Now take the example that the first model produces a high-BLEU translation for the sentence and the second produces a low-BLEU translation. This suggests the first model may have memorized that sentence and its translation only because it has seen them during training, as the model that had not seen it during training struggled. In this case the sentence has a high MV as measured by BLEU.
The table below shows examples of some German-English sentence pairs with a high MV, which tend to have unusual structure, rare vocabulary, or idiomatic language. It may be very hard to know how to translate these from other examples, giving them a high training loss. As a result, the model has a strong incentive to simply reproduce them exactly, wherever they appear.
Having found memorized sentences, the authors explore whether they lead to hallucinations. The authors perturb sets of 100 sentences by inserting one of thirty common words into the start of each sentence. Their baseline perturbs a set of random sentences.

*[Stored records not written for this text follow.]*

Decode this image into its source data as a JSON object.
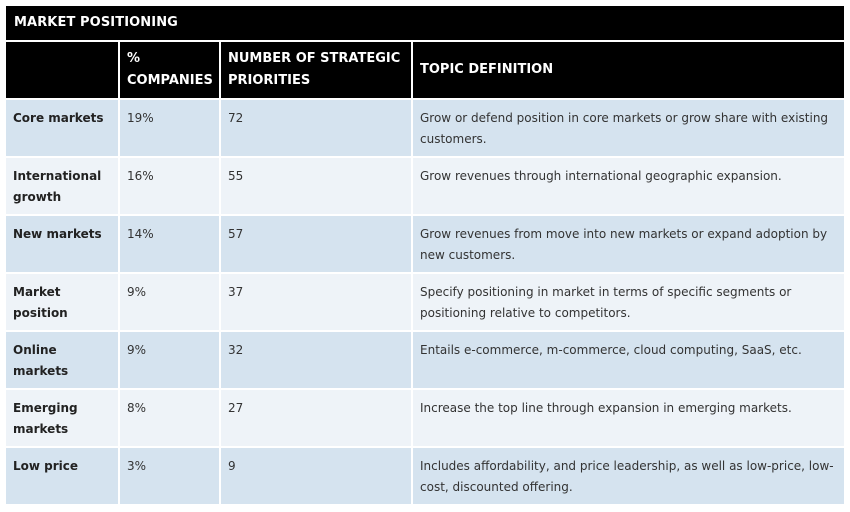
{
  "title": "MARKET POSITIONING",
  "headers": {
    "col1": "",
    "col2": "% COMPANIES",
    "col3": "NUMBER OF STRATEGIC PRIORITIES",
    "col4": "TOPIC DEFINITION"
  },
  "rows": [
    {
      "topic": "Core markets",
      "pct": "19%",
      "priorities": "72",
      "definition": "Grow or defend position in core markets or grow share with existing customers."
    },
    {
      "topic": "International growth",
      "pct": "16%",
      "priorities": "55",
      "definition": "Grow revenues through international geographic expansion."
    },
    {
      "topic": "New markets",
      "pct": "14%",
      "priorities": "57",
      "definition": "Grow revenues from move into new markets or expand adoption by new customers."
    },
    {
      "topic": "Market position",
      "pct": "9%",
      "priorities": "37",
      "definition": "Specify positioning in market in terms of specific segments or positioning relative to competitors."
    },
    {
      "topic": "Online markets",
      "pct": "9%",
      "priorities": "32",
      "definition": "Entails e-commerce, m-commerce, cloud computing, SaaS, etc."
    },
    {
      "topic": "Emerging markets",
      "pct": "8%",
      "priorities": "27",
      "definition": "Increase the top line through expansion in emerging markets."
    },
    {
      "topic": "Low price",
      "pct": "3%",
      "priorities": "9",
      "definition": "Includes affordability, and price leadership, as well as low-price, low-cost, discounted offering."
    }
  ],
  "colors": {
    "header_bg": "#000000",
    "header_text": "#ffffff",
    "row_odd_bg": "#d5e3ef",
    "row_even_bg": "#eef3f8"
  }
}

They compare with perturbing sets of the sentences with the highest MV as measured by various metrics, such as BLEU and the character-based metric chrF.
They then look for hallucinations after translating each perturbed set. They find that only one or two hallucinations occur when perturbing the random set, but several hundred when perturbing the most memorized sentences as measured by chrF.

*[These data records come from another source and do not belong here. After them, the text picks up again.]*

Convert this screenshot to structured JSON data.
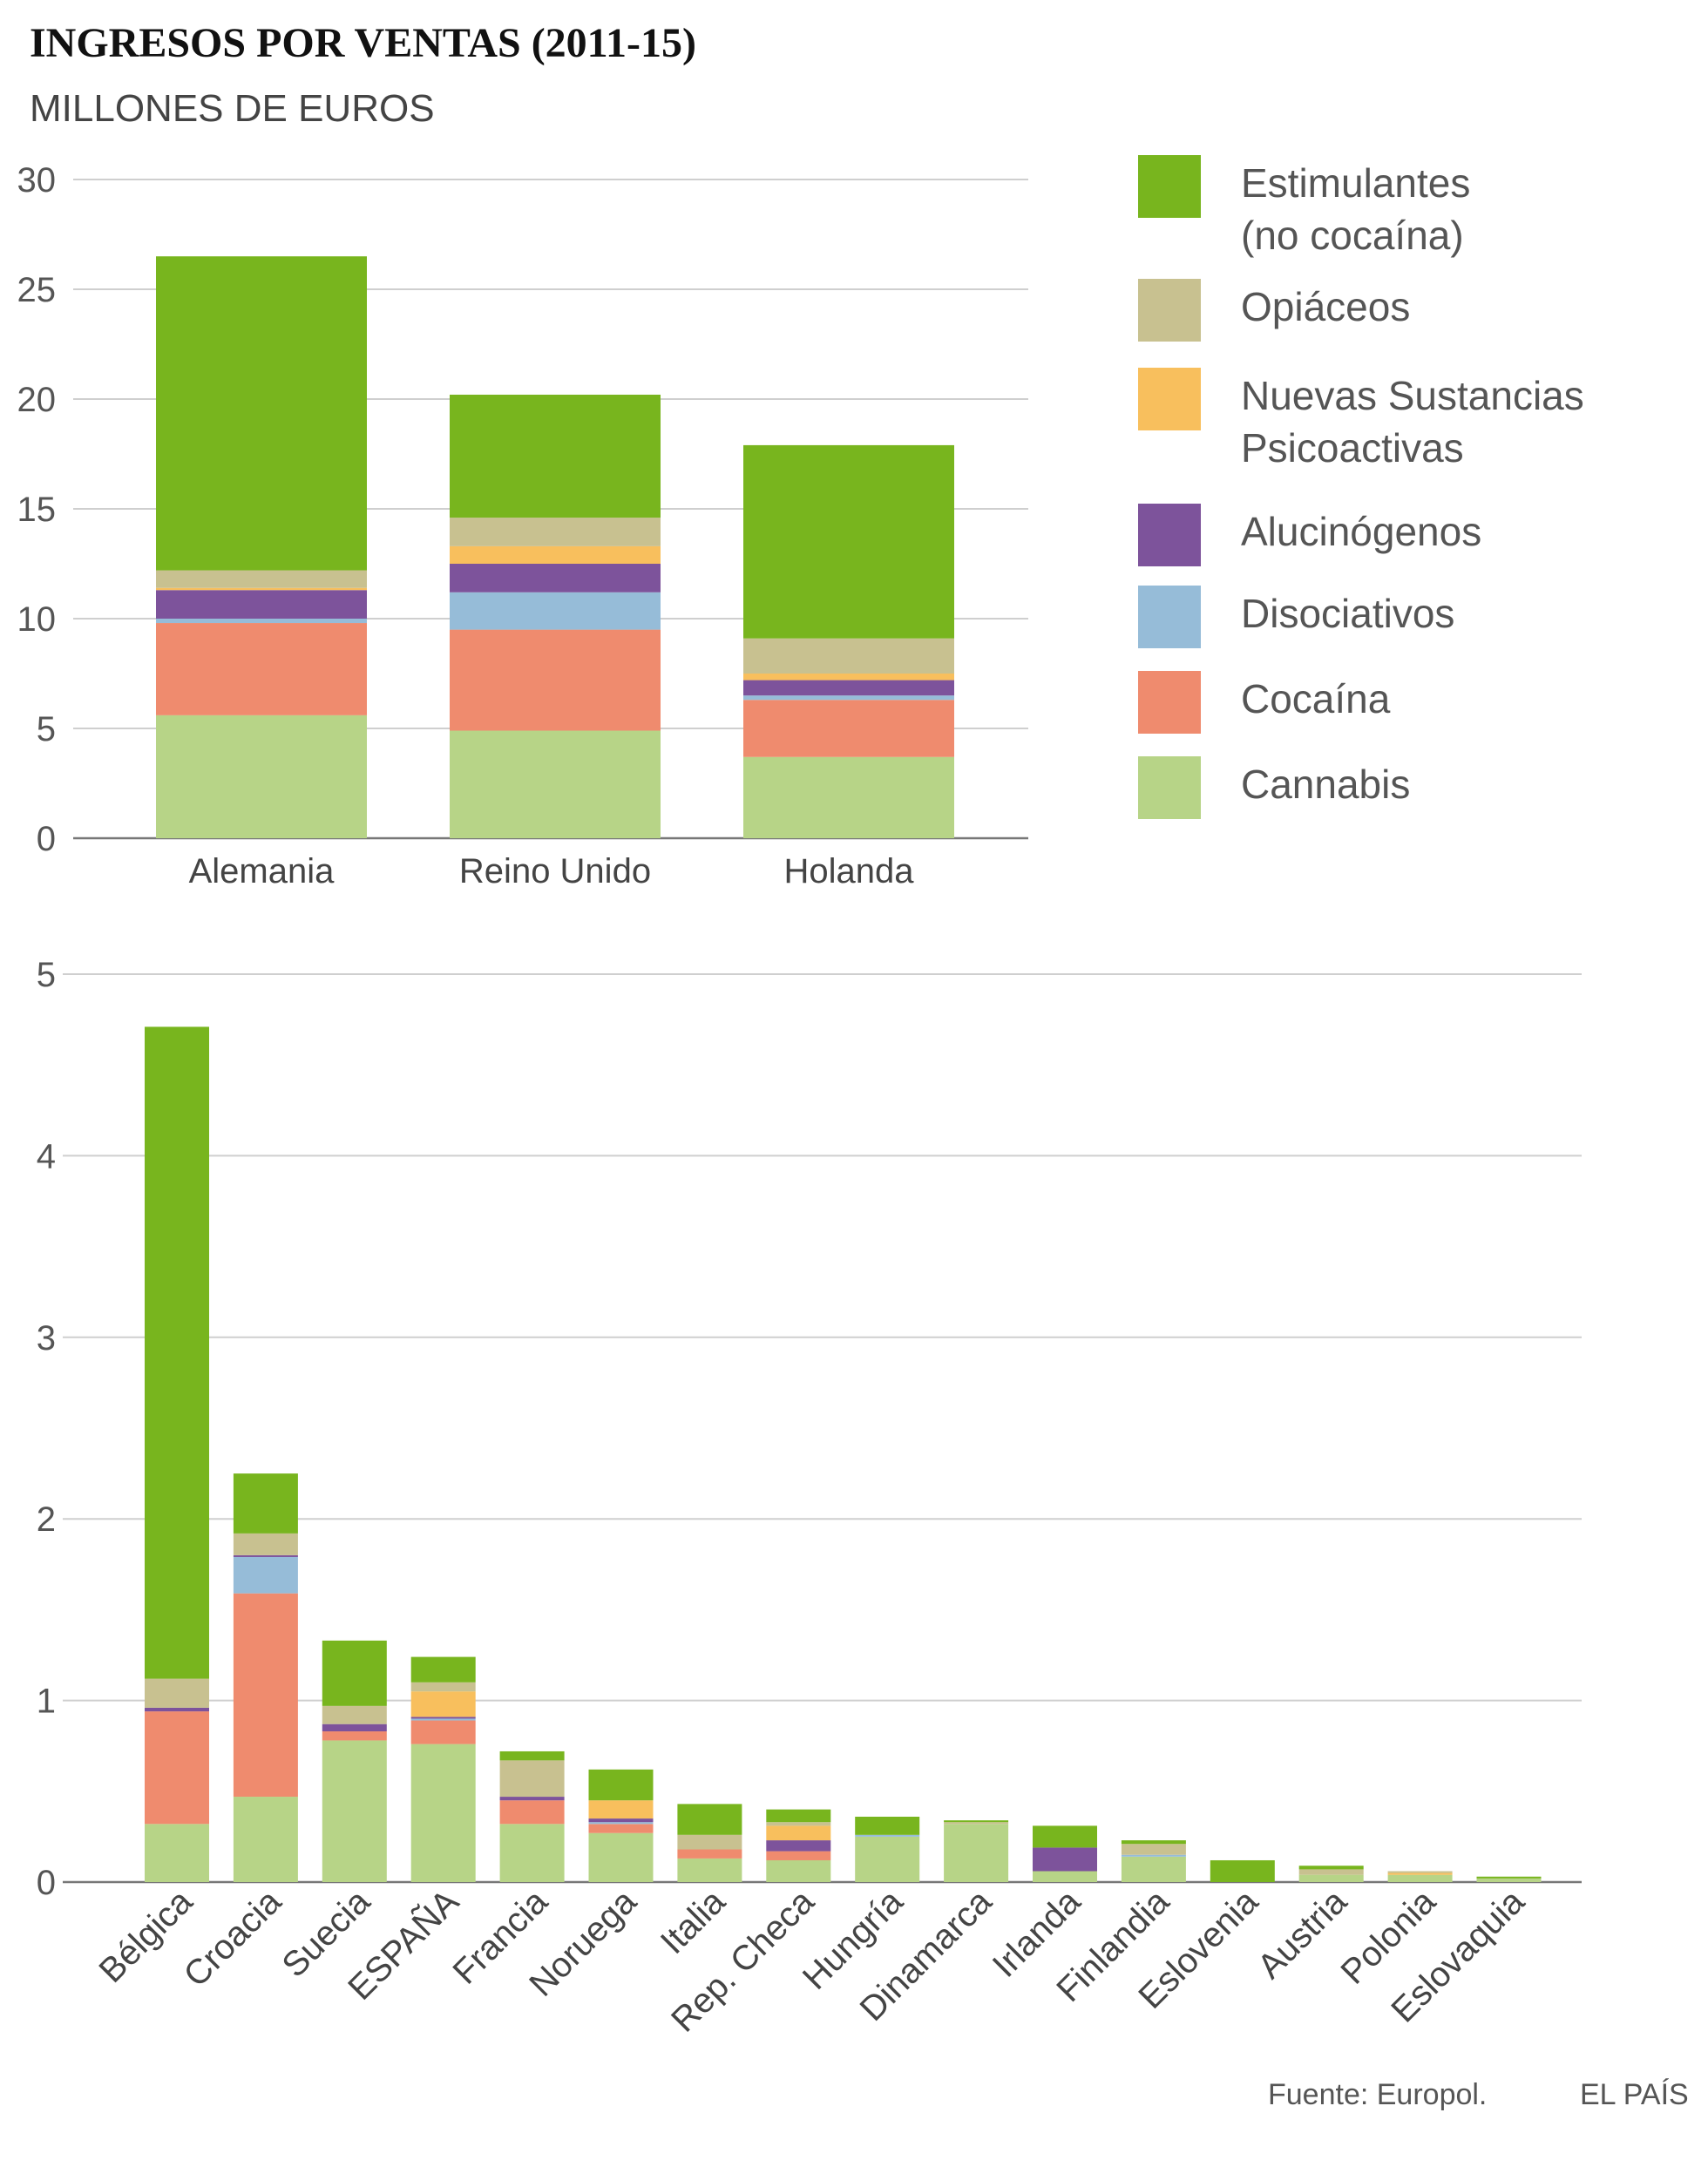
{
  "title": "INGRESOS POR VENTAS (2011-15)",
  "subtitle": "MILLONES DE EUROS",
  "source": "Fuente: Europol.",
  "brand": "EL PAÍS",
  "legend": [
    {
      "name": "Estimulantes (no cocaína)",
      "lines": [
        "Estimulantes",
        "(no cocaína)"
      ],
      "color": "#78b51e"
    },
    {
      "name": "Opiáceos",
      "lines": [
        "Opiáceos"
      ],
      "color": "#c8c190"
    },
    {
      "name": "Nuevas Sustancias Psicoactivas",
      "lines": [
        "Nuevas Sustancias",
        "Psicoactivas"
      ],
      "color": "#f8bf5d"
    },
    {
      "name": "Alucinógenos",
      "lines": [
        "Alucinógenos"
      ],
      "color": "#7d539b"
    },
    {
      "name": "Disociativos",
      "lines": [
        "Disociativos"
      ],
      "color": "#96bcd8"
    },
    {
      "name": "Cocaína",
      "lines": [
        "Cocaína"
      ],
      "color": "#ef8b6e"
    },
    {
      "name": "Cannabis",
      "lines": [
        "Cannabis"
      ],
      "color": "#b7d487"
    }
  ],
  "chart_data": [
    {
      "type": "bar",
      "stacked": true,
      "ylim": [
        0,
        30
      ],
      "yticks": [
        0,
        5,
        10,
        15,
        20,
        25,
        30
      ],
      "categories": [
        "Alemania",
        "Reino Unido",
        "Holanda"
      ],
      "series": [
        {
          "name": "Cannabis",
          "values": [
            5.6,
            4.9,
            3.7
          ]
        },
        {
          "name": "Cocaína",
          "values": [
            4.2,
            4.6,
            2.6
          ]
        },
        {
          "name": "Disociativos",
          "values": [
            0.2,
            1.7,
            0.2
          ]
        },
        {
          "name": "Alucinógenos",
          "values": [
            1.3,
            1.3,
            0.7
          ]
        },
        {
          "name": "Nuevas Sustancias Psicoactivas",
          "values": [
            0.1,
            0.8,
            0.3
          ]
        },
        {
          "name": "Opiáceos",
          "values": [
            0.8,
            1.3,
            1.6
          ]
        },
        {
          "name": "Estimulantes (no cocaína)",
          "values": [
            14.3,
            5.6,
            8.8
          ]
        }
      ]
    },
    {
      "type": "bar",
      "stacked": true,
      "ylim": [
        0,
        5
      ],
      "yticks": [
        0,
        1,
        2,
        3,
        4,
        5
      ],
      "categories": [
        "Bélgica",
        "Croacia",
        "Suecia",
        "ESPAÑA",
        "Francia",
        "Noruega",
        "Italia",
        "Rep. Checa",
        "Hungría",
        "Dinamarca",
        "Irlanda",
        "Finlandia",
        "Eslovenia",
        "Austria",
        "Polonia",
        "Eslovaquia"
      ],
      "series": [
        {
          "name": "Cannabis",
          "values": [
            0.32,
            0.47,
            0.78,
            0.76,
            0.32,
            0.27,
            0.13,
            0.12,
            0.25,
            0.32,
            0.06,
            0.14,
            0.0,
            0.04,
            0.04,
            0.02
          ]
        },
        {
          "name": "Cocaína",
          "values": [
            0.62,
            1.12,
            0.05,
            0.13,
            0.13,
            0.05,
            0.05,
            0.05,
            0.0,
            0.0,
            0.0,
            0.0,
            0.0,
            0.0,
            0.0,
            0.0
          ]
        },
        {
          "name": "Disociativos",
          "values": [
            0.0,
            0.2,
            0.0,
            0.01,
            0.0,
            0.01,
            0.0,
            0.0,
            0.01,
            0.0,
            0.0,
            0.01,
            0.0,
            0.0,
            0.0,
            0.0
          ]
        },
        {
          "name": "Alucinógenos",
          "values": [
            0.02,
            0.01,
            0.04,
            0.01,
            0.02,
            0.02,
            0.0,
            0.06,
            0.0,
            0.0,
            0.13,
            0.0,
            0.0,
            0.0,
            0.0,
            0.0
          ]
        },
        {
          "name": "Nuevas Sustancias Psicoactivas",
          "values": [
            0.0,
            0.0,
            0.0,
            0.14,
            0.0,
            0.1,
            0.0,
            0.08,
            0.0,
            0.0,
            0.0,
            0.0,
            0.0,
            0.0,
            0.01,
            0.0
          ]
        },
        {
          "name": "Opiáceos",
          "values": [
            0.16,
            0.12,
            0.1,
            0.05,
            0.2,
            0.0,
            0.08,
            0.02,
            0.0,
            0.01,
            0.0,
            0.06,
            0.0,
            0.03,
            0.01,
            0.0
          ]
        },
        {
          "name": "Estimulantes (no cocaína)",
          "values": [
            3.59,
            0.33,
            0.36,
            0.14,
            0.05,
            0.17,
            0.17,
            0.07,
            0.1,
            0.01,
            0.12,
            0.02,
            0.12,
            0.02,
            0.0,
            0.01
          ]
        }
      ]
    }
  ]
}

Corpus-level noise patterns can cause hallucinations
The authors also investigate hallucinations from corpus-level noise patterns. They find different noise patterns can have different effects:
- Misaligned training sentences can produce detached hallucinations, which are fluent but incorrect.
- If many source sentences are misaligned to the same target sentence, the model may learn to hallucinate that target sentence out of context.
- If the same source sentence is misaligned to many different target sentences, the model tends to produce oscillatory hallucinations.
Corpus-level noise can be related to synthetic training data generation. One common source of extra training data for machine translation is forward or back translation, where an existing MT model is used to translate sentences in one language to produce bilingual training examples.
However, hallucinations can be produced during this process, creating misaligned training sentences. The authors show that this can lead to “hallucination amplification”, where a model trained on hallucinations is more likely to produce further hallucinations.
What can we do about hallucinations?
Based on their findings, the authors make recommendations for mitigating hallucinations in machine translation:
- Augmenting the training data to move vocabulary out of the “long tail”.
- Filter the training data, especially synthetic data, to remove invalid sentence pairs that aren’t actually good translations.
- Use training algorithms that avoid memorization and are not too sensitive to high-loss training examples.
In summary
Hallucinations can have a serious impact on machine translation quality. Raunak et al. (2021) demonstrate some causes of this behaviour, and make recommendations to reduce the risk of hallucinations in machine translation.